À Strasbourg, on connaissait la prime au vainqueur. On découvre la prime au sixième. Élu jeudi 11 juin à la présidence de la SERS, Pierre Jakubowicz ajoute une ligne à un palmarès qui détonne avec son résultat dans les urnes : 5,1 % au premier tour des municipales. Du jamais-vu en matière de rendement politique.
Reprenons. Le 15 mars dernier, la liste centriste de Pierre Jakubowicz (Horizons-MoDem-Renaissance) rassemblait 4 407 voix, soit 5,1 % des suffrages. Un score qui le plaçait en sixième position, tout juste au-dessus de la barre fatidique des 5 %, le minimum requis pour espérer fusionner avec une liste qualifiée pour le second tour. Le candidat ne s'en cachait d'ailleurs pas : « On n'est peut-être pas les favoris de cette élection, mais on est les favoris des alliances dans l'arc républicain », lançait-il avant le scrutin. Prophétie tenue.
Dès le lendemain du premier tour, il ralliait Catherine Trautmann (PS), arrivée en tête. Sur la liste d'union de la socialiste, victorieuse le 22 mars avec 37 % des voix, devant Jeanne Barseghian et Jean-Philippe Vetter, il décrochait six places, dont quatre éligibles, et se positionnait lui-même en sixième place. Détail savoureux : son propre parti, Horizons, désavouait l'opération au niveau national et reportait son soutien sur le candidat LR. Lâché par les siens, Jakubowicz n'en sortait pas moins gagnant.
Car le butin est conséquent. Le voilà adjoint à la culture et à la Robertsau, troisième dans l'ordre protocolaire des adjoints, soit l'un des portefeuilles les plus visibles de la mandature. Et désormais président de la SERS, la Société d'aménagement et d'équipement du Rhin supérieur, maison « experte et leader depuis 70 ans » dans l'aménagement, la construction et la gestion de patrimoine, où il succède à l'écologiste Jean Werlen. Culture, urbanisme, patrimoine : pour 5,1 % des voix, l'amplitude force le respect.

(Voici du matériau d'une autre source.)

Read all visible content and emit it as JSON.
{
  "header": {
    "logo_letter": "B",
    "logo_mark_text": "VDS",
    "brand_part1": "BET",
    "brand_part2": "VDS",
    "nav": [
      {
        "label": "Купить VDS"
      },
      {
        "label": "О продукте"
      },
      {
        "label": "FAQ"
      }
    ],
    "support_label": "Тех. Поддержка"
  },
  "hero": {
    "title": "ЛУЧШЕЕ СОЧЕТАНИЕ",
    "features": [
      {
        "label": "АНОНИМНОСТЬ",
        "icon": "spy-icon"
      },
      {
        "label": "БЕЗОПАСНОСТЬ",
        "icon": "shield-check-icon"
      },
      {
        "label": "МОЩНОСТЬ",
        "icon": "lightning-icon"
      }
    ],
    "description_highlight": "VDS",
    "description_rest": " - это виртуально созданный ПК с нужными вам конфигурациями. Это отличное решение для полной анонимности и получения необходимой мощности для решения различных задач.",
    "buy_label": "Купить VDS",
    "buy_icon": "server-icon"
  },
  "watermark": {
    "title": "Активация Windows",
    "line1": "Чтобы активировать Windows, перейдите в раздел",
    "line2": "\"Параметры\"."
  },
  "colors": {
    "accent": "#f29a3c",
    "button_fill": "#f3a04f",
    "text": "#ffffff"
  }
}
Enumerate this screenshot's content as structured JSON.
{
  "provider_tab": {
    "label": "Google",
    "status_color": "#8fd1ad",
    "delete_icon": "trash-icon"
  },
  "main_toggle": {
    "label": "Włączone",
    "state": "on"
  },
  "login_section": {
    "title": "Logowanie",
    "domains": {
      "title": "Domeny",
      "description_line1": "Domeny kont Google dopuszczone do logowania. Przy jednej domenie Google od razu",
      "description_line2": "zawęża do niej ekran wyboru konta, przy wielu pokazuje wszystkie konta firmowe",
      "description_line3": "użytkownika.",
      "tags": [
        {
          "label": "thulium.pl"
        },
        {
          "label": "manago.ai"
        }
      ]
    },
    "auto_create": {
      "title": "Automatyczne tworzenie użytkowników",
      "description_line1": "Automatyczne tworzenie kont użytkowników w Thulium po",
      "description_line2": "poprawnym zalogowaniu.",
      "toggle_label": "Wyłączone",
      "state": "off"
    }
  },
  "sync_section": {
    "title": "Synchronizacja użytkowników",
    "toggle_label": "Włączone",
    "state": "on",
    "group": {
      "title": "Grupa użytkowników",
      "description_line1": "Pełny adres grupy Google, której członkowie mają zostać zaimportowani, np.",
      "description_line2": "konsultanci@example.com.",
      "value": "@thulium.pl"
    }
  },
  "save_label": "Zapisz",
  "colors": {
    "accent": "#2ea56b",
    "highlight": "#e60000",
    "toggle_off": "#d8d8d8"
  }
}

Faut-il y voir un scandale ? Pas vraiment. C'est l'arithmétique parfaitement légale des fusions d'entre-deux-tours qui veut cela : dans une élection à trois bandes aussi serrée, la voix d'appoint vaut de l'or, et celui qui l'apporte négocie en position de force. Trautmann avait besoin de Jakubowicz pour devancer Barseghian et Vetter ; elle a payé le prix de l'alliance. Rien que de très classique dans la mécanique des coalitions strasbourgeoises.
Il n'empêche. Quand on rapporte les responsabilités obtenues au nombre de bulletins glissés dans l'urne en son nom, Pierre Jakubowicz signe sans doute le meilleur ratio de toute la mandature. 4 407 électeurs, un adjoint au troisième rang et la présidence d'une société d'aménagement septuagénaire : à Strasbourg, un petit score n'a jamais autant rapporté.